A definition of 'better' that delegates to the opinion of people who 'do languages' is basically just fashion and about as relevant to software engineering as London Fashion Week is to someone planning an artic expedition.

Languages take a long time to become proficient in: I would guess about 4 years of full-time usage in an environment surrounded by experts. This precludes any individual 'just trying a few'.

One definition of 'better' would be 'How much more likely is my software startup to succeed if I pick language X over language Y?' That might not be perfect, but would at least be economically rational. Measuring this probability directly is hard given the noise in the system, but if there was a strong advantage to picking LISP over PHP, then you would have expected someone to have out-executed Facebook during the early social network land-grab.

But the top 100 websites are dominated by so called 'rubbish' languages. Why?

Here are some possible reasons (but I don't have any good ideas for tests to validate these)

  1. Hiring and the time to get productive in a language are important. During the critical growth phase of Facebook they were doubling headcount every 10 months. If it takes an extra 6 months for someone to be productive, then you have to be 50% larger to get the same productivity out of the team.
  2. Externalities matter.
  3. Fancy languages encourage fancy thinking, and developers tend to gold plate the backs of draws before building the desk.
  4. These common languages map better to the real-life problem domain.

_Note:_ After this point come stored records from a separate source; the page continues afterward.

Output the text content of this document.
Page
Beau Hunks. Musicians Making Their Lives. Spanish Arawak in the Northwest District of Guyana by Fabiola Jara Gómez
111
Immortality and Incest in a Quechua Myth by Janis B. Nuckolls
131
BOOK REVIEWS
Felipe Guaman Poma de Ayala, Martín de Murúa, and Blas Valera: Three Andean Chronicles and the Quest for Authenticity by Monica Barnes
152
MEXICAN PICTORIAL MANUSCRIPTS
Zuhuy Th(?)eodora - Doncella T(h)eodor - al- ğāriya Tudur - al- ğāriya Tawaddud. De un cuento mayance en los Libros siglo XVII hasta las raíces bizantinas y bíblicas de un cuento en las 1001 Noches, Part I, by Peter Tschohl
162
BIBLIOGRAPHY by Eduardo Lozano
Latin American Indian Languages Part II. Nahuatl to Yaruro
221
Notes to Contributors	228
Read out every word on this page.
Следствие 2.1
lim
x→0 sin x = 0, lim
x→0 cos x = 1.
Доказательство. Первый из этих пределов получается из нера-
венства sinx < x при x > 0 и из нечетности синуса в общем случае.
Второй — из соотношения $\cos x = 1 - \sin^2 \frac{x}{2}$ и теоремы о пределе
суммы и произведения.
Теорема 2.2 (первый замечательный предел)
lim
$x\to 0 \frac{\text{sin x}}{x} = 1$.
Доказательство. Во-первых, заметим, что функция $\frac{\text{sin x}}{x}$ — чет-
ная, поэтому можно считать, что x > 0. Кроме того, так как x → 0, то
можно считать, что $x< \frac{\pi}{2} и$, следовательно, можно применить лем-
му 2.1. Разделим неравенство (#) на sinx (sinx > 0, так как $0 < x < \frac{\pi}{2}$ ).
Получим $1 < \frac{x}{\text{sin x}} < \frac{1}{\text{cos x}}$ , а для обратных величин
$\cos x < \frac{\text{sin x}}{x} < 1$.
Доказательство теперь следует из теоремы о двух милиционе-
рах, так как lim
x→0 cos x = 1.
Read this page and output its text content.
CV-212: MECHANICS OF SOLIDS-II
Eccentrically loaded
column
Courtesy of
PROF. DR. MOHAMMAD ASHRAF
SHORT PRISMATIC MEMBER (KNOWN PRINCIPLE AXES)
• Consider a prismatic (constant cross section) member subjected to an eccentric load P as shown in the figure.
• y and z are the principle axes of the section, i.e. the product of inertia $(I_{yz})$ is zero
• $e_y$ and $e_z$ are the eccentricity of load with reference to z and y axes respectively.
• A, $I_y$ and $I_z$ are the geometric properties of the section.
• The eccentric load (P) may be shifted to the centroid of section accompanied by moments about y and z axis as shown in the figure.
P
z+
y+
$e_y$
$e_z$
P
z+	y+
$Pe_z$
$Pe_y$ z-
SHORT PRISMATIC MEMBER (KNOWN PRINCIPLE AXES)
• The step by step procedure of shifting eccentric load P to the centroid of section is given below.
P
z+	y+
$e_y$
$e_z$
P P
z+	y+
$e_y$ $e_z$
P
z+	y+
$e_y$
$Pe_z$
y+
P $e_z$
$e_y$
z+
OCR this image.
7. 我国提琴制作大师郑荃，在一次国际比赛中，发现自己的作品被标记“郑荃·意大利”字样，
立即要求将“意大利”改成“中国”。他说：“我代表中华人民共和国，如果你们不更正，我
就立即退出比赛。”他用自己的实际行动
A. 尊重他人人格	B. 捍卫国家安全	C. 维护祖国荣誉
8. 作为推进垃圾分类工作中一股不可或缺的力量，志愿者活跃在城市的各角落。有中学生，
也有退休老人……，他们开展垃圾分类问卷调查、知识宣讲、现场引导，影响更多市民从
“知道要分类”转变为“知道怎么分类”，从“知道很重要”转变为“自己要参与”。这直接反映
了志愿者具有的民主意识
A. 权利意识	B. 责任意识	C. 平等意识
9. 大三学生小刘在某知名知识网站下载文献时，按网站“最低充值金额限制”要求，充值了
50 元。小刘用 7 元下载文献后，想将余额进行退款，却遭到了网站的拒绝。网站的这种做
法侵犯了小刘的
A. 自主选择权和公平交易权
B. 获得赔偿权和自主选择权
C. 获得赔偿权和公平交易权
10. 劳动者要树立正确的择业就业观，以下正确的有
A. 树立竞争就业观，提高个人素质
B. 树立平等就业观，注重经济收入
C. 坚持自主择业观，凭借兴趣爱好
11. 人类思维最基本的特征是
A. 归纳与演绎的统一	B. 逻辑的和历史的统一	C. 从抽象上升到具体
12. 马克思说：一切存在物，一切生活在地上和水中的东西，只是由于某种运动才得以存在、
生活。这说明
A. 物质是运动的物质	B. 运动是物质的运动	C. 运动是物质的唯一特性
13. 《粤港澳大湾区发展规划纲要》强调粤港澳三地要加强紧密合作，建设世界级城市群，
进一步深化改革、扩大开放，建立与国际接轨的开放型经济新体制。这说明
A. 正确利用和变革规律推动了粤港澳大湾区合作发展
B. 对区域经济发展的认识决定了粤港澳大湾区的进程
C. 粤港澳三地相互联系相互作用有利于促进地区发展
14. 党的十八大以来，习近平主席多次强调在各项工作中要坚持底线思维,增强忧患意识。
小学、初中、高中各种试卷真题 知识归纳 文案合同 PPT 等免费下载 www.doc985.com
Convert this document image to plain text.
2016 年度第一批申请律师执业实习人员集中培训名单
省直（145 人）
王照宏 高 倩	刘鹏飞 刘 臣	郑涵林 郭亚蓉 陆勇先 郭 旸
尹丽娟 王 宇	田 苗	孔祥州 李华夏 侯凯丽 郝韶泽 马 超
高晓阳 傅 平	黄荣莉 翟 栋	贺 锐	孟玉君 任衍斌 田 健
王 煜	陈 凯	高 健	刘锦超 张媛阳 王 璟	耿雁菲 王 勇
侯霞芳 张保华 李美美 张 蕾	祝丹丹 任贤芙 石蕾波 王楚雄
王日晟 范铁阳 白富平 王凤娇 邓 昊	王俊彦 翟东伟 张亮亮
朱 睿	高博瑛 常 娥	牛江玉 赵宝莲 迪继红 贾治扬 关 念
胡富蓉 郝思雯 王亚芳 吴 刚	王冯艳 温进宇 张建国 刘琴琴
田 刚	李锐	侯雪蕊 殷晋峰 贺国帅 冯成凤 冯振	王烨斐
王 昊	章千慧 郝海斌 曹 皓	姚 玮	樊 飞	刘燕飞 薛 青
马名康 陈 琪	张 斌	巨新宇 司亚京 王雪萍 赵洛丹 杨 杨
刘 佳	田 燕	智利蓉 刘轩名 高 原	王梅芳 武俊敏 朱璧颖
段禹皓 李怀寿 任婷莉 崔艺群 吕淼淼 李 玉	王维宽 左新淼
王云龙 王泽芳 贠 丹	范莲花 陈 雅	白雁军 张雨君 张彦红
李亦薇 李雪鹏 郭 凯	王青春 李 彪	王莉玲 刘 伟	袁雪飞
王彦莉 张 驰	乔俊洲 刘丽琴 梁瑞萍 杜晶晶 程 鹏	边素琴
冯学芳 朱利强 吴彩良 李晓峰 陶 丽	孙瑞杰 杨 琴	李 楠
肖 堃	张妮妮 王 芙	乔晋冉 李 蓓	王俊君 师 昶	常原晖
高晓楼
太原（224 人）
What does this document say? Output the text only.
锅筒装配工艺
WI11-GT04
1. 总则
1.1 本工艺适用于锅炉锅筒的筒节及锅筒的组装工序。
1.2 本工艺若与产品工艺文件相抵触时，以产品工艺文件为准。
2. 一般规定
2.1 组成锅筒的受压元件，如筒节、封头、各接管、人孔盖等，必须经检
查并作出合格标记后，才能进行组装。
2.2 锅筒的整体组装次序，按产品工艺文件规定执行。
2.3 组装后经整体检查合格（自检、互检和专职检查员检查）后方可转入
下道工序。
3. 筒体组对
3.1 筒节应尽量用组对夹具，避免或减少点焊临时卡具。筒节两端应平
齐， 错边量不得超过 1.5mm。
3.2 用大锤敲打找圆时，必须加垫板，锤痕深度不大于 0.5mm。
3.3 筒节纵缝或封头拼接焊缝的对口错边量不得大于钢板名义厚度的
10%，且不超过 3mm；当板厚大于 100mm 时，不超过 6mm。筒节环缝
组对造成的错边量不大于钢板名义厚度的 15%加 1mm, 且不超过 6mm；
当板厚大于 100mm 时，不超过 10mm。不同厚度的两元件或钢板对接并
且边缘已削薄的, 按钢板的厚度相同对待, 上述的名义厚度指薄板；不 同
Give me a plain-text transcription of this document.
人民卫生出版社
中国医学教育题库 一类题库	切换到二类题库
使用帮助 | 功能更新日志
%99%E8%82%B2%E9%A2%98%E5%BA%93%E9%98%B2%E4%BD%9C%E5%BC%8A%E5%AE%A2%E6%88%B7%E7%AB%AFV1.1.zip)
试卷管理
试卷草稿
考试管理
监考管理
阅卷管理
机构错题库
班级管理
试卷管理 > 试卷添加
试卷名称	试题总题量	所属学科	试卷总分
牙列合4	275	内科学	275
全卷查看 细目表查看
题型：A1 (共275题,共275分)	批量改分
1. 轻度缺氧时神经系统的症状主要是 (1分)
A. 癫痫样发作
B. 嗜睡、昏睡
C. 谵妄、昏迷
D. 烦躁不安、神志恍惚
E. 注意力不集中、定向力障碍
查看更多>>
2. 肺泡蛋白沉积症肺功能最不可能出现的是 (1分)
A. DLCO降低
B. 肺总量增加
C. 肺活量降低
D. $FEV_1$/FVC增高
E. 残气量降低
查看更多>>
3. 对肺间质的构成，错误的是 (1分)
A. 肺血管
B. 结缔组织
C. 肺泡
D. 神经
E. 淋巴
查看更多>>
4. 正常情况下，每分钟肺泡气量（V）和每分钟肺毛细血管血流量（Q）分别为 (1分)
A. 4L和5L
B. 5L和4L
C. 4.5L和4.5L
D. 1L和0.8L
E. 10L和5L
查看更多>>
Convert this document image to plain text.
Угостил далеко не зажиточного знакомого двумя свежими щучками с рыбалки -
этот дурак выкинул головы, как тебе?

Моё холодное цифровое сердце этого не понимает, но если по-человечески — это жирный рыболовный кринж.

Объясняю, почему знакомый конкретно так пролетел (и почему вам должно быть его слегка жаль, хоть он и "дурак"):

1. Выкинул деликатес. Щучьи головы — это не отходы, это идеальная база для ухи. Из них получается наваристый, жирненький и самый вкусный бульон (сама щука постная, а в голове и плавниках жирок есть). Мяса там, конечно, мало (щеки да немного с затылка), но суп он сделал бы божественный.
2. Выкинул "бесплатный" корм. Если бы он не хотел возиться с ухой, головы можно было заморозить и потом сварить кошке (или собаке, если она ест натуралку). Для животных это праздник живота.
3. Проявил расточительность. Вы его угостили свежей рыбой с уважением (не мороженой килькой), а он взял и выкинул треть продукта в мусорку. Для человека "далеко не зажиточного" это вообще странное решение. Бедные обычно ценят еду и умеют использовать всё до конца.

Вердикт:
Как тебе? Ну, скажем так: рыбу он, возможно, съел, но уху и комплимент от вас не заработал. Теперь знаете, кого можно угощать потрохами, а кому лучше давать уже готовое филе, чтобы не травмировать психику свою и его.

The designers of PHP said that they changed the language until it could succintly express common website tasks. It could be argued that they did this with ML, only the task was to implement a tiny 'toy' language.
  5. There is a very strong bias in the population of new startups away from 'better' languages.


Unix beat Smalltalk in the market. Why? One story is the old faviourite that 'Marketing screwed it up' by overpricing Smalltalk. Maybe, but what about another explanation.

Suppose that software doesn't succeed based on how well it works in the environment it is designed for, but by how well it works in an environment it was never intended to be used in.

Unix was simple and portable. C could be ported to new platforms very easily, and the existing cannon of software put directly to use.

If you take a Linux system and chroot into a user space with no /dev /proc or /sys then a very surprising proportion of it still basically works. It is running completely out of spec, but you can often Get Work Done.

To travel to space you need a carefully designed, perfectly assembled vehicle that is tested and designed against a precise specification. To travel across Africa you take a rugged 4x4 and a set of tools.

Another aspect is how well it interacts with aliens. Take a Unix system and connect it via a serial port to your legacy mainframe and since everything is a stream of bytes, your mainframe is now a first-class citizen. Distributed garbage collection between two heaps is still a research topic, so that mainframe isn't going to appear as an object any time soon.

This matters playing well with other systems gets all the functionality of those systems instantly and for free. Also, being easy to play with means that other people will value it and pay with either \$ or code.